To be clear, this is most probably due to a base effect, where after several quarters of diminished performance, the loosening up of restrictions is suddenly freeing up the energies of our economy. Heartening is the fact that while the pandemic really set us back, our fundamentals appear to remain strong, showing that we still have the basic components to allow us to catch up in the coming years.
What will be critical is that all sectors of the economy act in step of each other, and contribute what they can to push our performance back up. In this regard, President Duterte rightly provided a rallying call when he recently signed and issued Executive Order No. 166.
Said EO, which was proposed by the cabinet’s economic cluster, outlines a 10-point agenda for sustaining and accelerating economic recovery and driving broad-based expansion amid the pandemic, This includes the following: 1) Strengthening healthcare capacity; 2) Accelerating and expanding the vaccination program; 3) Reopening the economy further and expanding public transport capacity; 4) Resuming face-to-face learning; 5) Reducing restrictions on domestic travel, and standardizing local government requirements; 6) Relaxing requirements for international travel; 7) Accelerating digital transformation through legislative measures; 8) Providing enhanced and flexible emergency measures through legislation; 9) Shifting focus of decision-making and government reporting to more useful and empowering metrics; and 10) Medium term preparations for pandemic resilience.
Aside from this, President Duterte also recently signed into law R.A. 11659 which enacts key amendments to the 86-year old Public Service Act. With these amendments in place, previously restricted public service sectors—including telecommunications, railways, subways, airlines, expressways, tollways, and domestic shipping—are now open to full foreign ownership and hence to enhanced competition.
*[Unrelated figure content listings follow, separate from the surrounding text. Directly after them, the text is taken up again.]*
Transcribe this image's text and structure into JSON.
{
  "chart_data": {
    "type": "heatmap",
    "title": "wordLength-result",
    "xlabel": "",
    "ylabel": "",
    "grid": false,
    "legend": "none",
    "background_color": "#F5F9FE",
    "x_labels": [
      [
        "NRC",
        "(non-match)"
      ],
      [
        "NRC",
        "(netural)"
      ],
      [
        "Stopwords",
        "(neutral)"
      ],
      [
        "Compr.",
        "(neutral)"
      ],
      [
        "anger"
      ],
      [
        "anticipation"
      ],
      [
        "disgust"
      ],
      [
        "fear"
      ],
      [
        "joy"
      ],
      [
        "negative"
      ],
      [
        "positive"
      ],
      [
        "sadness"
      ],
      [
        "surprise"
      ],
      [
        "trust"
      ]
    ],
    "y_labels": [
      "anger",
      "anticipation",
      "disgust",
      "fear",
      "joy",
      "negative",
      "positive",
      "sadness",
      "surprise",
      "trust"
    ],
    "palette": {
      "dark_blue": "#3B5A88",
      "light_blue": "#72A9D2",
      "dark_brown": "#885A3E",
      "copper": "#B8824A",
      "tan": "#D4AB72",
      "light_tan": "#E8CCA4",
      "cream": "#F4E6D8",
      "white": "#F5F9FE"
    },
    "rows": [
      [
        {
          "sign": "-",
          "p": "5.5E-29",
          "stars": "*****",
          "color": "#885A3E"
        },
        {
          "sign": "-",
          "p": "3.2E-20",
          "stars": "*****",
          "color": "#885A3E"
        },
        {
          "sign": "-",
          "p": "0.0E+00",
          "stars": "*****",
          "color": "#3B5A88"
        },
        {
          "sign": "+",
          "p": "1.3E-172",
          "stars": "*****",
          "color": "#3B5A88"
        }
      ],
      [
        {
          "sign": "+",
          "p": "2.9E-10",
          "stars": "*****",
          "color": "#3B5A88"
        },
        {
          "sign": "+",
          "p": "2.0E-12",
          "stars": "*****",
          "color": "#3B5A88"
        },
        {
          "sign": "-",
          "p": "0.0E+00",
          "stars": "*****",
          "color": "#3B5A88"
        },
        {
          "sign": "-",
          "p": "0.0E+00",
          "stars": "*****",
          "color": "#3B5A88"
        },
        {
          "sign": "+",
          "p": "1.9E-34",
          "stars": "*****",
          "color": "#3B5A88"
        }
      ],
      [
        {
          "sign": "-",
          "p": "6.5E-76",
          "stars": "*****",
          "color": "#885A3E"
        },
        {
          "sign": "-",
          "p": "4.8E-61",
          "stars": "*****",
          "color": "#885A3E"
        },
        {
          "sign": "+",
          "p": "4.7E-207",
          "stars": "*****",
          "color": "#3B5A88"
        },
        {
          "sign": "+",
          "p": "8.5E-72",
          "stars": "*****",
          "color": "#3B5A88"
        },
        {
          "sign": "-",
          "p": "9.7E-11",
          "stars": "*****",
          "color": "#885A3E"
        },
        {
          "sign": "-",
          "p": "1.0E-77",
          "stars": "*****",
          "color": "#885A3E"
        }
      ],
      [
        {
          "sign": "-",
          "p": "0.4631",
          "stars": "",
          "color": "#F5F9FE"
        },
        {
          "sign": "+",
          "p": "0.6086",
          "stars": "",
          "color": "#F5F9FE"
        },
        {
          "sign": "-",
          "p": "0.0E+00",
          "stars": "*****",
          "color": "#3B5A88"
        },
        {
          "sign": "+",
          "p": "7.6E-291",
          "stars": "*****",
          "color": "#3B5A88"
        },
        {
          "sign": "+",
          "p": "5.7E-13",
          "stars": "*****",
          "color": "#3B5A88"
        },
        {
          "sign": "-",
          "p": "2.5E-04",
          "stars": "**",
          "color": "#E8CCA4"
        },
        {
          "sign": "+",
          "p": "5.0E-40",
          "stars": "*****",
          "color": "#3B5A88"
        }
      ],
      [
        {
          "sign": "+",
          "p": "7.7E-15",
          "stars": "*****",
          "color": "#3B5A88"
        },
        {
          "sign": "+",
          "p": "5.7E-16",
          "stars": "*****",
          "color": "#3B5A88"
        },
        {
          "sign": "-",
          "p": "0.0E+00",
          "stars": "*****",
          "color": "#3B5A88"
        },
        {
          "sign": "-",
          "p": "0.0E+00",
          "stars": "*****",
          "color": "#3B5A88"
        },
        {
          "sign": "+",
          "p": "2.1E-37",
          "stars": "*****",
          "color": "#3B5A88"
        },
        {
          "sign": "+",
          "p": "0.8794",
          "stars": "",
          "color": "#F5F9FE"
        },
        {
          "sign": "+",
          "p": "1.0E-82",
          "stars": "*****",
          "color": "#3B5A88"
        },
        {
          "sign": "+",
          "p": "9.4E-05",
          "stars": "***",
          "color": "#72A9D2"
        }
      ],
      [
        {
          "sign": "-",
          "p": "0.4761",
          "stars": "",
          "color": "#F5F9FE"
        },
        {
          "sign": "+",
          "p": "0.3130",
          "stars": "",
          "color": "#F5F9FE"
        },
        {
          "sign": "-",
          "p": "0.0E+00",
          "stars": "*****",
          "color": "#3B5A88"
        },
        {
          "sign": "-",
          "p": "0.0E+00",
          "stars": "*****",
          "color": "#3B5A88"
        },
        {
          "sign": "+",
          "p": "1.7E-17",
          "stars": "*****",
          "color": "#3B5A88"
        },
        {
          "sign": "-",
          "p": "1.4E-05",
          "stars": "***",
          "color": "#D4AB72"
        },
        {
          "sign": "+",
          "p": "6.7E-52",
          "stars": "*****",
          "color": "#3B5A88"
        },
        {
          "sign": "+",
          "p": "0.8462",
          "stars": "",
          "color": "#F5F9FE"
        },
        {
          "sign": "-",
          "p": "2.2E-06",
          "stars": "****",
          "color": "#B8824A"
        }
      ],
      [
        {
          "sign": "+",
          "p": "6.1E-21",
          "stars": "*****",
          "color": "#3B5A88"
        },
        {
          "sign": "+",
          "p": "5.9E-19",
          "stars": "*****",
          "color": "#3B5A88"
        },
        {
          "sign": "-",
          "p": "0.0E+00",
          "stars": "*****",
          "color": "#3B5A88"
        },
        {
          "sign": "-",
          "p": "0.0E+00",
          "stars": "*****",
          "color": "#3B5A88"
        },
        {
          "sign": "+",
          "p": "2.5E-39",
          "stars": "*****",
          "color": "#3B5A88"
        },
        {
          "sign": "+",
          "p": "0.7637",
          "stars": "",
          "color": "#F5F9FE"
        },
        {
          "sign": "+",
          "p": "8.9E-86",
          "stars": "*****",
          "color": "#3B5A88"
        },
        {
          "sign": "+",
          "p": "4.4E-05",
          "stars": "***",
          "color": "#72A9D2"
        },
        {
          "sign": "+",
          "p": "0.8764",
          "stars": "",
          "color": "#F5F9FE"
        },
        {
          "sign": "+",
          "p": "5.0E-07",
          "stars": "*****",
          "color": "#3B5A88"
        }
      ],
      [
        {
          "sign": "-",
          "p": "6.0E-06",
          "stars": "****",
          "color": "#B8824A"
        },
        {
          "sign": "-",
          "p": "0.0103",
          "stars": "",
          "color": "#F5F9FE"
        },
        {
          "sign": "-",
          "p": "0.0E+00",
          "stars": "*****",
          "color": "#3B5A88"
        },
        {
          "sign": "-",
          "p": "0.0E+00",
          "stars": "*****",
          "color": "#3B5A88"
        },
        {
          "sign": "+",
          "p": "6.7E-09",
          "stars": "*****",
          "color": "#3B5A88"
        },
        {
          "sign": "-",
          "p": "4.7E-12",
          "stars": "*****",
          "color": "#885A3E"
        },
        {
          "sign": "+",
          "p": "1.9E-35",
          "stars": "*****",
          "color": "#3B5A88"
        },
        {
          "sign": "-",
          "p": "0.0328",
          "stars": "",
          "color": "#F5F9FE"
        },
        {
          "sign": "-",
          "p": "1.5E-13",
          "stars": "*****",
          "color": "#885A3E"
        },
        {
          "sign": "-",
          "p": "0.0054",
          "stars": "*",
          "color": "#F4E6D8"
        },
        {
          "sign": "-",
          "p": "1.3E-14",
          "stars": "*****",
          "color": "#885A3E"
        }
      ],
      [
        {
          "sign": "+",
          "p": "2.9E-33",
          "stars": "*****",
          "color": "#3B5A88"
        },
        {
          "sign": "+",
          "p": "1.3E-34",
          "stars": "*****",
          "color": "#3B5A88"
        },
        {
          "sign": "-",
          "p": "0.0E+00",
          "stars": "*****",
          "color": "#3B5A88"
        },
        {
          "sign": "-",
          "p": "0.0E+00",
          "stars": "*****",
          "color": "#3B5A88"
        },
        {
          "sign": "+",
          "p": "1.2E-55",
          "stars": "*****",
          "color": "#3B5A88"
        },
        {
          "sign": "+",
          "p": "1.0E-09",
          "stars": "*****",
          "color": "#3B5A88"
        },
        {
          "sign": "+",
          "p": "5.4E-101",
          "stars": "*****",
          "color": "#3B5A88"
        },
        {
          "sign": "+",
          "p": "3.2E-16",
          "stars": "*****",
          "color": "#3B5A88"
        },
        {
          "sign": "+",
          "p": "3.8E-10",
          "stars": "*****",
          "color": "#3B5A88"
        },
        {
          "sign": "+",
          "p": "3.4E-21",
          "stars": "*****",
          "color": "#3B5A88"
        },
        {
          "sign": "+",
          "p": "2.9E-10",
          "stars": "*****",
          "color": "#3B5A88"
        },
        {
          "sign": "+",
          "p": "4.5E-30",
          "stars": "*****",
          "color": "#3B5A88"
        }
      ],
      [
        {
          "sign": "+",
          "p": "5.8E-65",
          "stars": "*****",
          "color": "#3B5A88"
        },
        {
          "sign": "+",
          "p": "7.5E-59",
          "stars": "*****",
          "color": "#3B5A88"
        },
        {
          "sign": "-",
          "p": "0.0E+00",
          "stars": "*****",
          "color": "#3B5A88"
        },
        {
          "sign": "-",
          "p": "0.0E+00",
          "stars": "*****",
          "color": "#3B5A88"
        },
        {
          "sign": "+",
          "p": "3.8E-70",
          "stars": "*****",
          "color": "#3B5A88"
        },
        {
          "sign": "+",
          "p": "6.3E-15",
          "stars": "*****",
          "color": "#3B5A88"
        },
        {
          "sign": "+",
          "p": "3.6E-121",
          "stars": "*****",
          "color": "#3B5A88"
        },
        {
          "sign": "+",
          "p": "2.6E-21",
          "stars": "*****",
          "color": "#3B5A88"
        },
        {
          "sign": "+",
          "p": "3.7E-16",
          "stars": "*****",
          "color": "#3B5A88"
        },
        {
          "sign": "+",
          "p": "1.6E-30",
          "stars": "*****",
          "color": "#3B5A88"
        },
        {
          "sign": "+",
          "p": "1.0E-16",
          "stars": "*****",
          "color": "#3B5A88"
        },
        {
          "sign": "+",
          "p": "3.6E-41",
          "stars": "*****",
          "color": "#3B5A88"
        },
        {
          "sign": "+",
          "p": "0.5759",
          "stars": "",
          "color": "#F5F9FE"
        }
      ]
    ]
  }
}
It is hoped that by liberalizing these sectors, more investments will come in and improve basic services to the benefit of Filipino consumers. Trade and industry secretary Ramon Lopez said that with the law in place, US$60 to US$100 billion in investments are projected to come in, providing much needed fuel to our economic recovery. In fact, within a day of the law’s signing, the European Chamber of Commerce in the Philippines said that Starlink, the foremost satellite broadband internet technology provider of Elon Musk, is eyeing to service the Filipino market very soon, including households in far-flung, hard-to-reach areas.
The Amended Public Service Act is the third of the administration’s major economic liberalization reforms, which President Duterte signed into law over the past few months. One of these is R.A. 11647, which amends the Foreign Investments Act of 1991 to allow qualified non-Philippine nationals to invest up to 100 percent of their capital into a domestic enterprise or set up their own small and medium-sized enterprises. The other is R.A. 11595, which opens up the country’s retail sector to more foreign businesses by lowering the latter’s required paid-up capital for entry.
Hopefully with these reforms in place, and with the world witnessing what is possibly the tail-end of the pandemic, the Philippines will be able to attract some much-needed investments and fuel its recovery. Of course, whether or not we are able to truly recover will depend largely on the actions of whoever wins in the coming elections. But with the policy steps that the outgoing administration has already taken, the incoming leadership has already been provided a boost. And that is definitely good news.